To Tie or Not to Tie

I was thinking the other day, if we but bows in girl babies' hair to show that they are girls, shouldn't we have something to show that boys are boys? So I made a teeny tie.
What do you think? Dumb? Cute? Too cheesy? I'm thinking of maybe making a few as gifts to friend who are having boys, but I don't want to waste my time if everyone else thinks they're dumb. I think it's really cute. This is the prototype; I definitely learned a few things that I would not replicate in future mini-ties.

A close-up:

The backside:

14 September 2010

Grief

It seems like grief, I suppose like memories, never gets buried deeply. It seems like it also troops in together; all the loss you've ever felt links arms and rushes at you en masse.
Is this true? Is that always the way? Will every loss from now on just compound on each other, until each death is catastrophic, or until I dissociate from myself and live apart from emotion and attachment?

Stephen's great grandmother died last week. She was an amazing, 90-year-old woman. She was completely in love with Jesus, and He used her to love people. She is dancing in heaven right now. I want to be like her.

That being said, I didn't know Granny B well. I spent time with her on five or maybe six different occasions. But I have known loss, mourning, and grief, and I cried a lot at her memorial service.
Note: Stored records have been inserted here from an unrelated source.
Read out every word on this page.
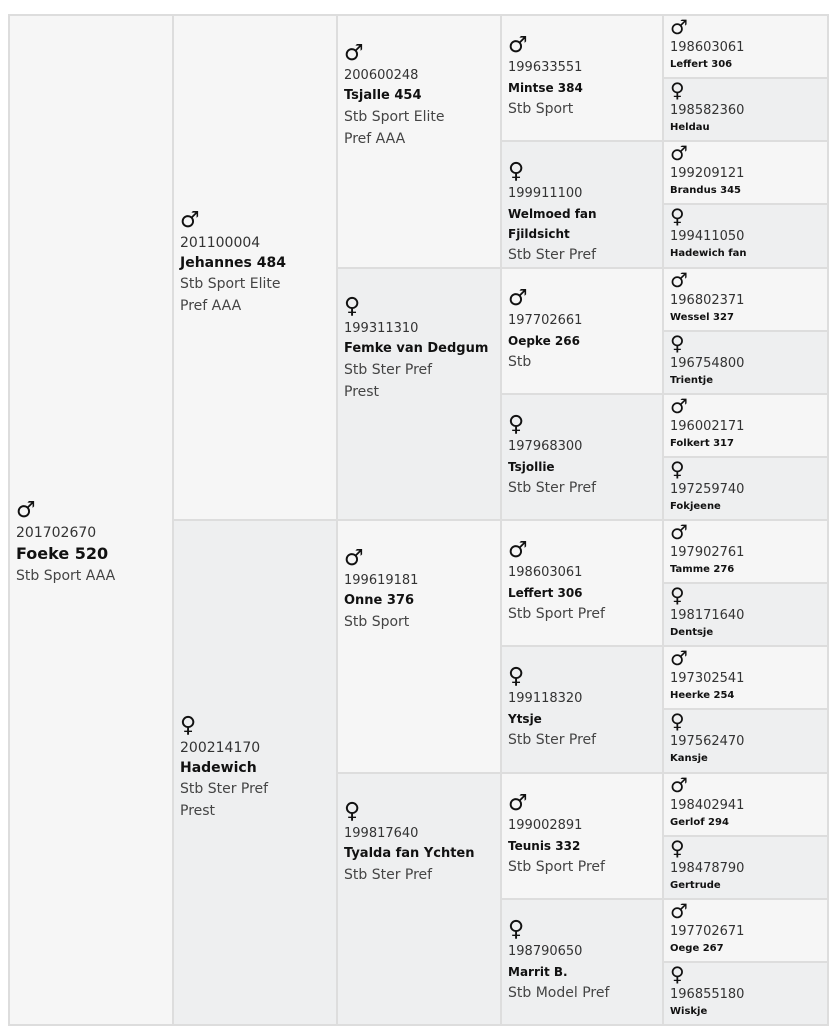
♂
201702670
Foeke 520
Stb Sport AAA
♂
201100004
Jehannes 484
Stb Sport Elite
Pref AAA
♀
200214170
Hadewich
Stb Ster Pref
Prest
♂
200600248
Tsjalle 454
Stb Sport Elite
Pref AAA
♀
199311310
Femke van Dedgum
Stb Ster Pref
Prest
♂
199619181
Onne 376
Stb Sport
♀
199817640
Tyalda fan Ychten
Stb Ster Pref
♂
199633551
Mintse 384
Stb Sport
♀
199911100
Welmoed fan Fjildsicht
Stb Ster Pref
♂
197702661
Oepke 266
Stb
♀
197968300
Tsjollie
Stb Ster Pref
♂
198603061
Leffert 306
Stb Sport Pref
♀
199118320
Ytsje
Stb Ster Pref
♂
199002891
Teunis 332
Stb Sport Pref
♀
198790650
Marrit B.
Stb Model Pref
♂
198603061
Leffert 306
♀
198582360
Heldau
♂
199209121
Brandus 345
♀
199411050
Hadewich fan
♂
196802371
Wessel 327
♀
196754800
Trientje
♂
196002171
Folkert 317
♀
197259740
Fokjeene
♂
197902761
Tamme 276
♀
198171640
Dentsje
♂
197302541
Heerke 254
♀
197562470
Kansje
♂
198402941
Gerlof 294
♀
198478790
Gertrude
♂
197702671
Oege 267
♀
196855180
Wiskje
It seems, oh, like the loss of my grandmothers became fresh and real again, even though I lost one when I was only four years old. I have grieved her death many, many times through the years, even though I know I will see her again. See her and know her. We will make memories we won't even have to remember. I grieve not remembering her as much as not seeing her now.

Anyway, I know this is emotional, and maybe even boring to some, but it just struck me as so odd. Almost embarrassing, that I would cry so much for a woman I barely knew, even though she is fully worth missing while we cannot be with her. But why is grief not satisfied? Is there not a number of tears that allows it to relinquish its hold?
I'm not in mourning. I do not think of the people to whom I've said goodbye every day. But even if each revolution of the cycle of grief gets larger and larger, while the intensity is usually less and less, I wish I could be free of the pain of unexpected tears.